Dense, but fragile bones

So, high insulin levels lead to an inadequate collagen scaffolding for bones and poorly aligned mineral structure – leading to increased bone fragility. This is acceptable over short periods of time, but over longer periods of time, the person may develop dense, but fragile bones. Unfortunately, this fragility will not be detected on the bone mineral density scans, as these  scans will simply record normal to high bone mineral density, so the patient is told they are not at risk of fractures until one occurs. 

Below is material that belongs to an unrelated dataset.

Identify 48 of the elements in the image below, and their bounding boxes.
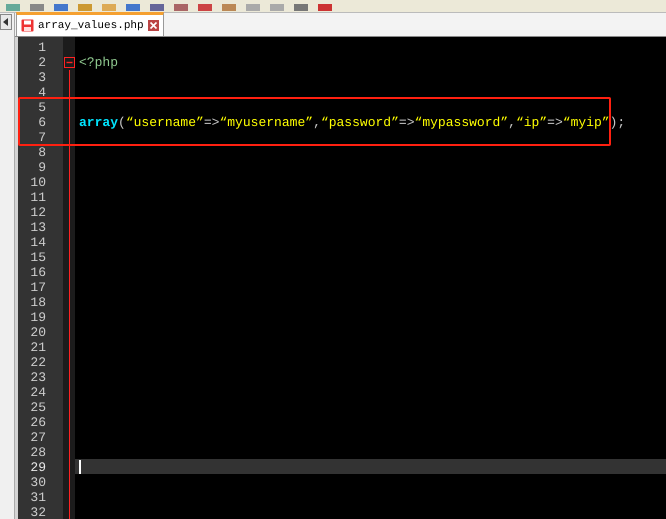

Overall, this means that all people with type 2 diabetes are at a relatively high risk of fragility fractures. People with hyperinsulinaemia, but normal glucose levels, are at a moderately high risk. Because collagen is a long-lived protein, and bone turnover in some bones may take 7-10 years, these fracture risks are cumulative over time. The earlier the hyperinsulinaemia develops, the greater the risk over time. Theoretically, the risk is greatest if the hyperinsulinaemia and/or type 2 diabetes develops before puberty. 

Currently, diagnostic tests to detect bone fragility are in very early experimental phases.  This means that for osteofragalitis, prevention is cure.